Il s'agit donc de savoir comment, en pratique, un demandeur arrive à prouver l'incapacité de l'État de protéger ses ressortissants et le caractère raisonnable de son refus de solliciter réellement cette protection. D'après les faits de l'espèce, il n'était pas nécessaire de prouver ce point car les représentants des autorités de l'État ont reconnu leur incapacité de protéger Ward. Toutefois, en l'absence de pareil aveu, il faut confirmer d'une façon claire et convaincante l'incapacité de l'État d'assurer la protection. Par exemple, un demandeur pourrait présenter le témoignage de personnes qui sont dans une situation semblable à la sienne et que les dispositions prises par l'État pour les protéger n'ont pas aidées, ou son propre témoignage au sujet d'incidents personnels antérieurs au cours desquels la protection de l'État ne s'est pas concrétisée. En l'absence d'une preuve quelconque, la revendication devrait échouer, car il y a lieu de présumer que les nations sont capables de protéger leurs citoyens. La sécurité des ressortissants constitue, après tout, l'essence de la souveraineté. En l'absence d'un effondrement complet de l'appareil étatique, comme celui qui a été reconnu au Liban dans l'arrêt Zalzali, il y a lieu de présumer que l'État est capable de protéger le demandeur. [c'est moi qui souligne]
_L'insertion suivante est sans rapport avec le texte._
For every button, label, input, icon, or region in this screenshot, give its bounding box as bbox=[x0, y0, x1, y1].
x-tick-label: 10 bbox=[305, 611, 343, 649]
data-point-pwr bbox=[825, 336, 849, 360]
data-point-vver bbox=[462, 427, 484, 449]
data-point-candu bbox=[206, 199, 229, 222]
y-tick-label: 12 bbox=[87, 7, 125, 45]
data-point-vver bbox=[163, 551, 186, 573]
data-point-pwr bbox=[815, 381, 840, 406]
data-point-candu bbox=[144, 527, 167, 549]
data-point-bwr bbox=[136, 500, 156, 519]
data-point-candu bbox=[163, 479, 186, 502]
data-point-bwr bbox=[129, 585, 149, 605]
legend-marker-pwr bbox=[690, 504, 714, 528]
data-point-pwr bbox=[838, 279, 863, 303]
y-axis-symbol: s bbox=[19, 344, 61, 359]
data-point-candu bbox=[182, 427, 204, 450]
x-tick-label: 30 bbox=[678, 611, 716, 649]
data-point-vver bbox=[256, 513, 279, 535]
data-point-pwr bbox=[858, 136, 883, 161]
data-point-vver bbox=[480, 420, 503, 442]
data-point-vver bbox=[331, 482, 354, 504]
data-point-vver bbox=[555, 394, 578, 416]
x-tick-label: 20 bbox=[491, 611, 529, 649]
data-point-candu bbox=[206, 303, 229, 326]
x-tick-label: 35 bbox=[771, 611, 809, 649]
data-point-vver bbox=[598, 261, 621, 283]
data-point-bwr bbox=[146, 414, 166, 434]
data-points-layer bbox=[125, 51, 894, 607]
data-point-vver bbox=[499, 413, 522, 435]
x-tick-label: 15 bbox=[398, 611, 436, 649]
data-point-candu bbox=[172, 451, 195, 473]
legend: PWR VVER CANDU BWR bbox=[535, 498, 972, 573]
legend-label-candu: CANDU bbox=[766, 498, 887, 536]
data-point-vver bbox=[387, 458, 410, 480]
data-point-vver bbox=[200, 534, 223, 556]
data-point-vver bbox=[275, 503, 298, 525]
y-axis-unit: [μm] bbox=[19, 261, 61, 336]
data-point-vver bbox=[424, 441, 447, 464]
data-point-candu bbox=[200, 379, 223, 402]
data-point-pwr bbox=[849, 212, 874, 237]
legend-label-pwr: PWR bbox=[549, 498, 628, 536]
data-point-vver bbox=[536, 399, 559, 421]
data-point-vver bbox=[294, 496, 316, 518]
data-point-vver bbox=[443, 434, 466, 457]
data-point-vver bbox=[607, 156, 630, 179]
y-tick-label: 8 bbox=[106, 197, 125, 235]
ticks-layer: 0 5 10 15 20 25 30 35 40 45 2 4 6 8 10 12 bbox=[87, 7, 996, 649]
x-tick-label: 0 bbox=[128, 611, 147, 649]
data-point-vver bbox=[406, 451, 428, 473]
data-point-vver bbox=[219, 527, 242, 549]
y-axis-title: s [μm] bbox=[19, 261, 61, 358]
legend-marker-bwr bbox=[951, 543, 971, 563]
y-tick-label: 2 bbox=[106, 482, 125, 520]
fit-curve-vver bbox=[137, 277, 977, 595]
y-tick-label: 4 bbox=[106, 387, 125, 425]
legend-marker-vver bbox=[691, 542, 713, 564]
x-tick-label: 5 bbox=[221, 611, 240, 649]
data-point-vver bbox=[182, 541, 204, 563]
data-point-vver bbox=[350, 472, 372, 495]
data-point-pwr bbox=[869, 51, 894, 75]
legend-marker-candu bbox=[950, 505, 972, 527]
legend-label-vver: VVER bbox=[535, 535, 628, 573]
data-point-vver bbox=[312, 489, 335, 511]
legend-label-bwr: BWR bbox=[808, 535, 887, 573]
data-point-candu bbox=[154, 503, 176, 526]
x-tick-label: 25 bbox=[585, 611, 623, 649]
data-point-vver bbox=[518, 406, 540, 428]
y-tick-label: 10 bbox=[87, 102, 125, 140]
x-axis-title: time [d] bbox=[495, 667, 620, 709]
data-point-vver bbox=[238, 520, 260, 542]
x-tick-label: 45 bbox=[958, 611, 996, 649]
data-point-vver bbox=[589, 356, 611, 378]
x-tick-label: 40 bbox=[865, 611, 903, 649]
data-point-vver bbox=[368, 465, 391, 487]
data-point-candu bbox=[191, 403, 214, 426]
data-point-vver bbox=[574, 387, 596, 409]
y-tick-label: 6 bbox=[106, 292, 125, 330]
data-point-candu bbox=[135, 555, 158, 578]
[11]            Cet énoncé du droit permet d'établir les propositions suivantes :

i.           la SSR a commis une erreur en établissant une norme de preuve trop élevée, lorsqu'elle a déclaré au sujet de la revendication de M. Brazda que ce dernier n'avait pas prouvé « au-delà de tout doute raisonnable » que la police n'était pas disposée à protéger les demandeurs; et

ii.           la preuve portant sur l'expérience des amis des demandeurs qui sont dans la même situation qu'eux était pertinente lorsqu'il s'agissait de savoir si l'État était capable ou non de les protéger.


[12]            Quant à l'impact de l'erreur de la SSR au sujet de la norme de preuve applicable, l'avocat du ministre soutient qu'un tribunal qui a mal formulé un critère juridique peut corriger son erreur en l'appliquant de façon correcte. Il s'est appuyé sur la décision du juge Pinard, dans Pompey c. Canada (Ministre de la Citoyenneté et de l'Immigration), [1996] J.C.F. no 1190, IMM-16-96 (le 18 septembre 1996) (C.F. 1re inst.).

[13]            Bien que j'accepte que cet énoncé soit correct en droit, rien en l'instance ne fait ressortir clairement que le bon critère aurait été appliqué. On ne trouve pas dans les motifs de la SSR un exposé clair du critère utilisé ou de la façon dont il a été appliqué. Quant aux revendicateurs Szabo, la formation a simplement affirmé qu'ils « n'ont pas démontré de façon satisfaisante » que la police n'était pas capable d'assurer leur protection ou qu'elle n'était pas disposée à le faire.

[14]            Quant aux Szabo, la formation n'a pas mis en doute la crédibilité de ces derniers lorsqu'ils ont motivé le fait qu'ils n'avaient pas rapporté les incidents en cause à la police. Voici ce que M. Szabo dit dans son témoignage pour expliquer qu'il ne croyait pas pouvoir obtenir la protection de la police :

[traduction]

LE DEMANDEUR                 (SZABO)                Non, puisqu'il y avait trop, beaucoup trop d'histoires de mes amis impliqués dans des incidents semblables et qui se retrouvaient à être ceux que la police gardait jusqu'au matin, sans motif particulier. Ils étaient interrogés et, suite à leur description de la façon dont ils ont été traités par la police, je n'étais pas du tout encouragé à m'adresser à eux pour leur parler de mes difficultés.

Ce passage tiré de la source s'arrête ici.